Магвайр был немедленно освобожден; Аллен, Ларкин, Шор и О'Брайен по-прежнему оставались под стражей. Всеобщее мнение сводилось к тому, что, несмотря на отказ Короны от вердикта, на основании которого они были осуждены, их — ввиду их признанного соучастия в освобождении заключенных — приговорят к тюремному заключению, вероятно к каторжным работам, сроком на несколько лет. Спустя несколько дней после помилования Магвайра немалое удивление вызвало заявление о том, что в отношении остальных заключенных, упомянутых в вердикте, «закон должен следовать своим курсом». Никто не верил этому заявлению ни на секунду, и большинство людей чувствовали, что чиновники Короны предаются непристойной насмешке. Однако посреди этого всеобщего недоверия — этого пренебрежительного и возмущенного неверия — адвокат заключенных мистер Робертс, бдительный и неутомимый до самого конца, предпринял необходимые шаги, чтобы просить о приостановлении исполнения приговора в ожидании решения по серьезным юридическим вопросам, поднятым на процессе.
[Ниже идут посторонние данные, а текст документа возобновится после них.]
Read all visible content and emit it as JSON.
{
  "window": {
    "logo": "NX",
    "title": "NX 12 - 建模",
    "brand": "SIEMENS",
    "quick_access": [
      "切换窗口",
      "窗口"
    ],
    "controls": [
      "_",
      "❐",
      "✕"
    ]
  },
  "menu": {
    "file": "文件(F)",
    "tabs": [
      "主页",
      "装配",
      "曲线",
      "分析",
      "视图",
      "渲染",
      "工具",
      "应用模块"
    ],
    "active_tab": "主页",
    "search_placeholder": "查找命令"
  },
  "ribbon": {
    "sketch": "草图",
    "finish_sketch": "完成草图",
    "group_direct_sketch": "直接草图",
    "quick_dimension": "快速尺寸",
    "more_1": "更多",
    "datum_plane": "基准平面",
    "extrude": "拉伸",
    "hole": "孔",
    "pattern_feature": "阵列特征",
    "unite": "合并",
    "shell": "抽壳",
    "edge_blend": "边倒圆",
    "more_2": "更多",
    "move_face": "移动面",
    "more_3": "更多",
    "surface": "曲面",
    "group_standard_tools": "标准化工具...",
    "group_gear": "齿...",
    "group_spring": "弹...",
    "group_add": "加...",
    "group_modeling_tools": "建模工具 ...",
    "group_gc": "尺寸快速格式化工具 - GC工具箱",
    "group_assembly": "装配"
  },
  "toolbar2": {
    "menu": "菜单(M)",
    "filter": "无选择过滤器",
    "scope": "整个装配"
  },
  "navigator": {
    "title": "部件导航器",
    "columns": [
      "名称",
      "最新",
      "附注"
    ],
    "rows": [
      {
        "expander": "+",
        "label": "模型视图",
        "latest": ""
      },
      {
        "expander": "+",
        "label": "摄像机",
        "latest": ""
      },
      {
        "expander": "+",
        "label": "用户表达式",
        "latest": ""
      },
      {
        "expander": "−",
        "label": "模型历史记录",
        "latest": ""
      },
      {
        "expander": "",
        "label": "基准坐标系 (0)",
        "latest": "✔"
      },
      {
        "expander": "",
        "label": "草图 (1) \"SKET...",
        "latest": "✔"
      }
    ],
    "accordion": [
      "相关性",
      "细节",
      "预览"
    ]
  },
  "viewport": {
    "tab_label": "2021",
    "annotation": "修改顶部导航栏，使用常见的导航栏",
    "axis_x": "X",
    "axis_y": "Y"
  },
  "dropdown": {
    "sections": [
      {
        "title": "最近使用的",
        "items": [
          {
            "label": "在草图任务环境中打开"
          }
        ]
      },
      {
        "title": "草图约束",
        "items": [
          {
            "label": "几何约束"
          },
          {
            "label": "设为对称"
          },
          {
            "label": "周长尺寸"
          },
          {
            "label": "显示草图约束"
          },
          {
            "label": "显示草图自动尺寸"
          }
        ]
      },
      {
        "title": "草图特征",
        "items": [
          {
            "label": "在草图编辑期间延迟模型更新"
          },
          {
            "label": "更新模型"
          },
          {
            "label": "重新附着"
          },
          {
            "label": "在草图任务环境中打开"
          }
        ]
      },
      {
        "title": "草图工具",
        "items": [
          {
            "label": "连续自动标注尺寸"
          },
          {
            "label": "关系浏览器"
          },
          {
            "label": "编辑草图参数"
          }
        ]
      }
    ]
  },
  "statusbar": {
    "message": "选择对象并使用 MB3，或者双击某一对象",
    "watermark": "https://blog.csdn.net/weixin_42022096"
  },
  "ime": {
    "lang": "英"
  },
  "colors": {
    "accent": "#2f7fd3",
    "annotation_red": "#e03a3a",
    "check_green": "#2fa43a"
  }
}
Некоторые из самых выдающихся адвокатов Англии торжественно засвидетельствовали, что эти вопросы носят важнейший характер и, по их мнению, будут полностью доказаны в ходе прений перед судьями; в таком случае обвинительный приговор будет юридически аннулирован независимо от фактического отказа от него со стороны Короны как от ложного и несостоятельного по делу Магвайра.

Первая мысль о малейшей возможности — о ничтожнейшем шансе — казни оставшихся четверых мужчин по порочному вердикту возникла тогда, когда стало известно, что судьи или некоторые из них неофициально заявили правительству (не дожидаясь каких-либо прений по этому вопросу), что вопросы, поднятые адвокатами заключенных, несостоятельны или не имеют силы. Мистеру Робертсу официально сообщили, что приговор неизбежно будет приведен в исполнение. К тому моменту до назначенной даты казни оставалось едва ли несколько дней, и самые странные чувства владели умами общественности в Ирландии. Тем не менее никто все еще не хотел всерьез верить, что людей казнят по заведомо ложному вердикту. Некоторым лицам, предлагавшим направить петиции королеве, со всех сторон отвечали, что все это — лишь «игра» со стороны правительства; что даже у подножия эшафота заключенным будет дарована отсрочка; что правительство не станет — не осмелится — отнимать человеческую жизнь по вердикту, который уже признан порочным и отвергнут как результат лжесвидетельства или ошибки.

День рокового исхода приближался; и теперь, по мере того как он подходил все ближе, мучительное и тошнотворное чередование неверия и ужаса захлестывало каждое ирландское сердце. Тем временем пресса Англии по обе стороны пролива не прекращала призывов к крови. Правительству внушали, что проявить мягкость к этим людям, виновны они или нет, было бы «слабостью». Их призывали проявить «твердость» — то есть сначала повесить, а потом уже размышлять. По мере приближения 23 ноября даже в Англии стало укрепляться мнение, что все было сделано слишком поспешно — что весь процесс несет на себе все следы паники — и что если дать несколько недель на то, чтобы страх и страсти утихли, манчестерский вердикт не одобрил бы ни один голос. Заметив это — заметив, что время или возможность для размышлений либо для утихания паники почти наверняка вырвут их добычу из рук мести, — безумный крик разнесся из уст обезумевших фанатиков кровожадности, требовавших, чтобы осужденным не давали ни дня, ни часа, ни секунды.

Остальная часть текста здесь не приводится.